A realidade dói para quem entende minimamente o que se passa: desinformação generalizada, pessoas sendo separadas por algoritmos e perdendo a capacidade (e a paciência) de se comunicarem fora das suas zonas de conforto super-reforçadas pelos feeds “personalizados” das redes sociais. Em paralelo, enquanto a extrema direita se empanturra das possibilidades de um mundo digital desregulamentado e experimenta todos os tipos de produtos de comunicação — de canais de YouTube que vendem conspiração e revisionismo histórico como educação a podcasts verborrágicos —, projetos de lei regulatórios da internet avançam numa lentidão catastrófica, endossando indicadores como estes:

  • Pesquisa (2024) revela que quase 90% dos brasileiros admitiram já ter acreditado em notícias falsas, pautando propostas de campanhas eleitorais (63%), políticas públicas como vacinação (62%) e escândalos políticos (62%). Fonte: Agência Brasil
  • Relatório (2023) do Reuters Institute (Universidade de Oxford) revela que o Brasil está entre os países com maior preocupação em relação à desinformação, com 85% dos brasileiros “muito ou extremamente preocupados” com a distinção entre o que é real e o que é falso na internet em relação às notícias.

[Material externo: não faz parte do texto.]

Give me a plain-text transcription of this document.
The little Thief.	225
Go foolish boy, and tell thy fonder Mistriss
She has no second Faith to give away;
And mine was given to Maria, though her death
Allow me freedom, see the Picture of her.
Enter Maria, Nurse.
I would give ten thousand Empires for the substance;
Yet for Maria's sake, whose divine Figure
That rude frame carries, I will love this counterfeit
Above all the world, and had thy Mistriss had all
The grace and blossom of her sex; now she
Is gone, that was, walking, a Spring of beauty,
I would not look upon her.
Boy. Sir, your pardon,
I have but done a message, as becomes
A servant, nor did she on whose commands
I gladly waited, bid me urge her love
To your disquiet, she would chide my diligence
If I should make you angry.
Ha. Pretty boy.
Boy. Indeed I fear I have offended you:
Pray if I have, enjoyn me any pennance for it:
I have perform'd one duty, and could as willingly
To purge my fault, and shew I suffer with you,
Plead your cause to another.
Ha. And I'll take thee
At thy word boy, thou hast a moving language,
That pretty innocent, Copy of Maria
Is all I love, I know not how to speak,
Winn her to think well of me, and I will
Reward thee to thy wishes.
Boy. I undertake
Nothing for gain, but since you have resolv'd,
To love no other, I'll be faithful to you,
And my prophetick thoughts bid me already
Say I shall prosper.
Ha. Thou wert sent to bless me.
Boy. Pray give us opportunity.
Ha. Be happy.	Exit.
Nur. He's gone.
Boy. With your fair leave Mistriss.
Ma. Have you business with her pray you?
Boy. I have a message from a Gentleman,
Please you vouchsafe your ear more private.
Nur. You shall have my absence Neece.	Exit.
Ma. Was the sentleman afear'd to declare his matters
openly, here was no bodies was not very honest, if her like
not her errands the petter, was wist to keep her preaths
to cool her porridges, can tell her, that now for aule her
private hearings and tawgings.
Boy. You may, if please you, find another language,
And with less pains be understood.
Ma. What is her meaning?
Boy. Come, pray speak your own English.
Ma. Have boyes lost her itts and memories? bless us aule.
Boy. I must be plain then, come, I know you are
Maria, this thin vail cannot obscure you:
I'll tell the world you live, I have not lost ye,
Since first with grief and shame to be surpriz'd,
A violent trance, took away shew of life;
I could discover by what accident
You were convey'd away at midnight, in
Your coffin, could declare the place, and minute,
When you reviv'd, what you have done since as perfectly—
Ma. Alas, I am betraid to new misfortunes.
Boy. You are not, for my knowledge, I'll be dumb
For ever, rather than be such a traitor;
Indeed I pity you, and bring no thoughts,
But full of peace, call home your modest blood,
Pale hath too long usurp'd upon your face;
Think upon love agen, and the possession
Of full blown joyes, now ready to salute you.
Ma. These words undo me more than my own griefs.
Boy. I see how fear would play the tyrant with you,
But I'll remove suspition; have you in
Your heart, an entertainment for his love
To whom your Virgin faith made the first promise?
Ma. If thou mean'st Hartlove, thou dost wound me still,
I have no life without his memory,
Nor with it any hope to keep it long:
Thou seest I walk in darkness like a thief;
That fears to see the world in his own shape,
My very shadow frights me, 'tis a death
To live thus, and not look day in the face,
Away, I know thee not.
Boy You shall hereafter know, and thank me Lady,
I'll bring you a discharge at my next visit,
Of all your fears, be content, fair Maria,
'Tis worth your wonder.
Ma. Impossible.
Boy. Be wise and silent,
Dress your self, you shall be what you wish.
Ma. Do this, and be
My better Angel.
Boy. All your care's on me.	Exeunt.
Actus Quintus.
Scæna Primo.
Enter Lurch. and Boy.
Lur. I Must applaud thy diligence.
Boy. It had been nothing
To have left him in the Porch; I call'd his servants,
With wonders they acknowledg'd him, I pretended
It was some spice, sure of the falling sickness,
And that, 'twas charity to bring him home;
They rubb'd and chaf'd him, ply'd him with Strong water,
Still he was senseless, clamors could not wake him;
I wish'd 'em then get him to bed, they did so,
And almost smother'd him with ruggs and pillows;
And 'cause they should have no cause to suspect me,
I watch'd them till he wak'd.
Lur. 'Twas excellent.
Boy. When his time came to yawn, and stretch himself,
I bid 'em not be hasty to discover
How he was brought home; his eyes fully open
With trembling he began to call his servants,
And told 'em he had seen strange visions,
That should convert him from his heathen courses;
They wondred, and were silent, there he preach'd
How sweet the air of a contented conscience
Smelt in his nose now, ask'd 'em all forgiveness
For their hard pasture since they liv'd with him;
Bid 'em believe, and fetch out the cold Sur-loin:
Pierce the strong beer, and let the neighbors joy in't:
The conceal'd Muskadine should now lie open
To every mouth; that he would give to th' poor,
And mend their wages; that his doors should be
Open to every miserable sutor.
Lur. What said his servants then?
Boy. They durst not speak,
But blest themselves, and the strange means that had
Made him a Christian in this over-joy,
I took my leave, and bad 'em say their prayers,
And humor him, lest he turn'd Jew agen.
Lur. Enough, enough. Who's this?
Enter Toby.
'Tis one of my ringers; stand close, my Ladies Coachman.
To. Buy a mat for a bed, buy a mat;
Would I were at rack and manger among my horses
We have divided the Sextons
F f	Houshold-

Fonte: Reuters Institute
  • Pesquisa da OCDE (2024) destaca que os brasileiros são os que mais consomem e confiam em informações provenientes de mídias sociais: 20% das pessoas confiam muito nessas plataformas, enquanto a média global é de 9%. Além disso, aqueles que mais acreditam nas mídias sociais têm pior desempenho na identificação de notícias falsas, acertando apenas 54% das vezes. Fonte: Jornal USP
  • Relatório da Fundação Getulio Vargas (FGV DAPP, 2024) destaca o crescimento do uso de deepfakes e perfis automatizados para espalhar fake news e descredibilizar adversários políticos. O estudo apontou que mais de 20 mil postagens identificadas durante as eleições de 2022 usavam deepfakes ou manipulação de imagens e vídeos.
  • Estudo realizado durante a pandemia de COVID-19 revelou que, apenas nos seis primeiros meses de pandemia, 329 fake news relacionadas à COVID-19 foram disseminadas, principalmente via WhatsApp e Facebook. As categorias mais frequentes incluíram política (20,1%), epidemiologia e estatísticas (19,5%) e prevenção (16,1%). Fonte: PMC

São só alguns exemplos, entre muitos.

A SECOM do governo Lula, pelo bem da manutenção da democracia, precisa de estratégias para aprender a se comunicar com a sociedade no mundo real atual (que não é mais só físico), reunindo e qualificando dados que permitam a antecipação. Além disso, precisa de estratégias de experimentação rápida de soluções potencialmente eficientes de conexão com a sociedade. Para isso, precisa de capacidades que, aparentemente, não tem.

Mas aí você pode ser catastrofista e dizer que esse governo é uma negação completa e que não vai conseguir agir estrategicamente no mundo digital. E eu poderei ser ainda mais, afirmando que enquanto nós, sapiens, tentamos sobreviver às nossas próprias mentiras, o mundo físico já não nos suporta mais — e que a verdade climática já delineada no último Relatório do Clima, de 2024, deveria ser a principal pauta de um mundo humano unido cada vez mais improvável, tal qual a sobrevivência da nossa espécie.